The first-order optimality conditions are given by

$$\begin{aligned}&p_1(D_2-2\gamma _{12}^cD_1)\nonumber \\&\quad -p_1\delta _1\gamma _{11}^c(D_2-2\gamma _{11}^c(\varepsilon -\gamma _{12}^c-\gamma _{22}^c)D_1) -p_2\delta _2\gamma _{21}^c(D_4-2\gamma _{21}^c(\varepsilon -\gamma _{12}^c-\gamma _{22}^c)D_3), \end{aligned}$$

(28)

$$\begin{aligned}&p_2(D_4-2\gamma _{22}^cD_3)\nonumber \\&\quad -p_2\delta _2\gamma _{21}^c(D_4-2\gamma _{21}^c(\varepsilon -\gamma _{12}^c-\gamma _{22}^c)D_3) -p_1\delta _1\gamma _{11}^c(D_2-2\gamma _{11}^c(\varepsilon -\gamma _{12}^c-\gamma _{22}^c)D_1), \end{aligned}$$

(29)

$$\begin{aligned}&D_2=2\gamma _{11}^c(\varepsilon -\gamma _{12}^c-\gamma _{22}^c)D_1, \end{aligned}$$

(30)

$$\begin{aligned}&D_4=2\gamma _{21}^c(\varepsilon -\gamma _{12}^c-\gamma _{22}^c)D_3, \end{aligned}$$

(31)

where \(D_1=\gamma _{12}^c+\delta _1\gamma _{11}^c(\varepsilon -\gamma _{12}^c-\gamma _{22}^c)-N_1\), \(D_2=-(\gamma _{12}^c)^2-(\gamma _{11}^c)^2(\varepsilon -\gamma _{12}^c-\gamma _{22}^c)+M_1\), \(D_3=\gamma _{22}^c+\delta _2\gamma _{21}^c(\varepsilon -\gamma _{12}^c-\gamma _{22}^c)-N_2\), \(D_4-(\gamma _{22}^c)^2-(\gamma _{21}^c)^2(\varepsilon -\gamma _{12}^c-\gamma _{22}^c)+M_2)\).

Substituting (30) and (31) into (28) and (29) yields

$$\begin{aligned} D_2= & {} 2\gamma _{12}^cD_1,\\ D_4= & {} 2\gamma _{22}^cD_3. \end{aligned}$$

In view of (30) and (31), these imply

$$\begin{aligned} \gamma _{11}^c(\varepsilon -\gamma _{12}^c-\gamma _{22}^c)=\gamma _{12}^c,\\ \gamma _{21}^c(\varepsilon -\gamma _{12}^c-\gamma _{22}^c)=\gamma _{22}^c, \end{aligned}$$

and consequently

$$\begin{aligned} \gamma _{12}^c=\frac{\varepsilon \gamma _{11}^c}{1+\gamma _{11}^c+\gamma _{21}^c}, \,\,\gamma _{22}^c=\frac{\varepsilon \gamma _{21}^c}{1+\gamma _{11}^c+\gamma _{21}^c}. \end{aligned}$$

Thus, we have expressed all the parameters via the players’ strategies at the last stage; to determine them we need to solve one of equations (28)–(31).
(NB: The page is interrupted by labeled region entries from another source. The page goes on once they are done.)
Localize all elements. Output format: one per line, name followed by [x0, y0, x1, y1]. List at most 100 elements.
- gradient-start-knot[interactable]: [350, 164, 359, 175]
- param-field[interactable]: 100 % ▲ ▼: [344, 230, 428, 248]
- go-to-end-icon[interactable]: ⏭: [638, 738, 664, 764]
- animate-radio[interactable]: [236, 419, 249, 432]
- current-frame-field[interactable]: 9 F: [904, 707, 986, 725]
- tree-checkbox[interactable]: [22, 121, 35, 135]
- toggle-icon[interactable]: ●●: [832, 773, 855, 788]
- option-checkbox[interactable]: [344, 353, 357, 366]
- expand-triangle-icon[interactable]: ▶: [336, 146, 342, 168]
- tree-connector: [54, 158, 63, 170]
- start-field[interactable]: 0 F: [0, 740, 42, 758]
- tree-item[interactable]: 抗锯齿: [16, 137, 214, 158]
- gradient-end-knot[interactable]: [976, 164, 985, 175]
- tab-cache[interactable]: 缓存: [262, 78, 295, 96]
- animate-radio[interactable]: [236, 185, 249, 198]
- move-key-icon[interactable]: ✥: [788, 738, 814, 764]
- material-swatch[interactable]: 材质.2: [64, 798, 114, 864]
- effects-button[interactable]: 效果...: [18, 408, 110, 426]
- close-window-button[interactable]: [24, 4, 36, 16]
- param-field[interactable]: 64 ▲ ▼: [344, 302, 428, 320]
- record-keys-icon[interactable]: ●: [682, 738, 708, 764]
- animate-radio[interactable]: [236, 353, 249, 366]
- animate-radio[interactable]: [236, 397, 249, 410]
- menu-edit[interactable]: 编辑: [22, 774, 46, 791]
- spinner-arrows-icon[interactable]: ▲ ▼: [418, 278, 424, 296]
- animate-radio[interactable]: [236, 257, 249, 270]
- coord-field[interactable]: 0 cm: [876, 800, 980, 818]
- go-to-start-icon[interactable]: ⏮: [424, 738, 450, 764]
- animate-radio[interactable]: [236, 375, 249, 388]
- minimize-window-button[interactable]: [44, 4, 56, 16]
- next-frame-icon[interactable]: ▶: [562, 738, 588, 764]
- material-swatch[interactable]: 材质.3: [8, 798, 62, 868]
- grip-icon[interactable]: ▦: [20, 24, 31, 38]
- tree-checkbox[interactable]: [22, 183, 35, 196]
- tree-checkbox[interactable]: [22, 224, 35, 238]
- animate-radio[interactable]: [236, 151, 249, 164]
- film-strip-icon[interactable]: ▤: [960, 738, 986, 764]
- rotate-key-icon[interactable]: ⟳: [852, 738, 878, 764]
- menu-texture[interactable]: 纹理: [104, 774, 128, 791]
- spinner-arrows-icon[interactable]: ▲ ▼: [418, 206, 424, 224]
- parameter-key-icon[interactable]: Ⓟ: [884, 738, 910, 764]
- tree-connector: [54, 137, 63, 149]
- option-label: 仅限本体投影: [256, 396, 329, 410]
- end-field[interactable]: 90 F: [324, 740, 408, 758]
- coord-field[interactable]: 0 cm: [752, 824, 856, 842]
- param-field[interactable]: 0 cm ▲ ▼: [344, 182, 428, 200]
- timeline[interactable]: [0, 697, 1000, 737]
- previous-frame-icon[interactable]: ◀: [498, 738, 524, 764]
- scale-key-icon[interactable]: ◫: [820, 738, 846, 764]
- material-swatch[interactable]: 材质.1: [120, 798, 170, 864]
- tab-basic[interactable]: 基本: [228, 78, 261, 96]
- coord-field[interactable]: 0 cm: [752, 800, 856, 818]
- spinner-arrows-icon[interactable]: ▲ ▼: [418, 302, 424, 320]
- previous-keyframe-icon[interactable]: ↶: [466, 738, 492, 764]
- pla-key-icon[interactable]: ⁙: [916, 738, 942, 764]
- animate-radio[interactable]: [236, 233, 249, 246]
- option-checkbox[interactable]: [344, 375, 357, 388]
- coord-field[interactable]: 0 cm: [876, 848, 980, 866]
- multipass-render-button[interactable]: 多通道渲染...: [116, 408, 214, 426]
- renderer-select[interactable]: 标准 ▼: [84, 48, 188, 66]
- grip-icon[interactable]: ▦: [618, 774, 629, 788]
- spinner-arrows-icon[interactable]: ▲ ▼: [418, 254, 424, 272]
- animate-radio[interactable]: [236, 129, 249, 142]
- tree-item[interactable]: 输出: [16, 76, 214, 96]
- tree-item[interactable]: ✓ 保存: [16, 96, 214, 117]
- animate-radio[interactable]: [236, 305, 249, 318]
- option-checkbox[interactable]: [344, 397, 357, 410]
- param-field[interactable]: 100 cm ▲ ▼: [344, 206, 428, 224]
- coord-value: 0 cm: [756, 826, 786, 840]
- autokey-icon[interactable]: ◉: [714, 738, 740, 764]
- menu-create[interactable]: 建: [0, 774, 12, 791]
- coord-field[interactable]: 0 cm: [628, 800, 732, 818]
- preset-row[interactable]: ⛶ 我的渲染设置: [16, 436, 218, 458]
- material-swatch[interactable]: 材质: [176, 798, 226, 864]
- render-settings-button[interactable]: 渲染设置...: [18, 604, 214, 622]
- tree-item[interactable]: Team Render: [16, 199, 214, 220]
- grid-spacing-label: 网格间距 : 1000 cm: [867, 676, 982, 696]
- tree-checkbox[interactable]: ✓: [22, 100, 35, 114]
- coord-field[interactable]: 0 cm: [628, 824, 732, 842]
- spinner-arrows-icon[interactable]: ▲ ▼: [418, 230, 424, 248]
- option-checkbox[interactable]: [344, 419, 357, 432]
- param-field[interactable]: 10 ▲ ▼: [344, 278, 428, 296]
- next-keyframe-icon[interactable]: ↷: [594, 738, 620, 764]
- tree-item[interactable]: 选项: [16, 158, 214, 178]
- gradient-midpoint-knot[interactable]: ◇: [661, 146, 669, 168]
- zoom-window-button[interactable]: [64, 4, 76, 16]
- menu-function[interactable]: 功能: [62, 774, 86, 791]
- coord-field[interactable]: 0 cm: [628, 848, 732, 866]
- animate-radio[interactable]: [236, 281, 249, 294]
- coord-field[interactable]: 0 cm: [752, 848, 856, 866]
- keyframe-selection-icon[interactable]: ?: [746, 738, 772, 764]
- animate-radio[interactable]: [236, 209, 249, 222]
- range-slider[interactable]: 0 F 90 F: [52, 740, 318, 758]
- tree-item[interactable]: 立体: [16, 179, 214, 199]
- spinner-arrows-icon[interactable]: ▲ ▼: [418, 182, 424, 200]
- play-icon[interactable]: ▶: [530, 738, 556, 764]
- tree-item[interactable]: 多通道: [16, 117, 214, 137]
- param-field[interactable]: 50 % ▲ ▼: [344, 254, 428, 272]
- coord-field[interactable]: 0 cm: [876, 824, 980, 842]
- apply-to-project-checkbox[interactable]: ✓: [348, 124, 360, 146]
From (29) we obtain

$$\begin{aligned} \gamma _{21}^c=(1+\gamma _{11}^c)\frac{-M_2-\varepsilon N_2+\varepsilon (N_2^2+3(1+\delta _2))^{1/2}}{M_2+2\varepsilon N_2-3\varepsilon ^2(1+\delta _2)}, \end{aligned}$$

and \(\gamma _{11}^c\) is found from the equation

$$\begin{aligned} (\gamma _{11}^c)^2(M_1+2\varepsilon N_1-3\varepsilon ^(1+\delta _1))+\gamma _{11}^c(M_1+\varepsilon N_1)(1+\gamma _{21}^c)+M_1(1+\gamma _{21}^c)^2=0. \end{aligned}$$

The process can be repeated for the m-stage game, and we will finally arrive in the cooperative strategies as specified by Proposition 2.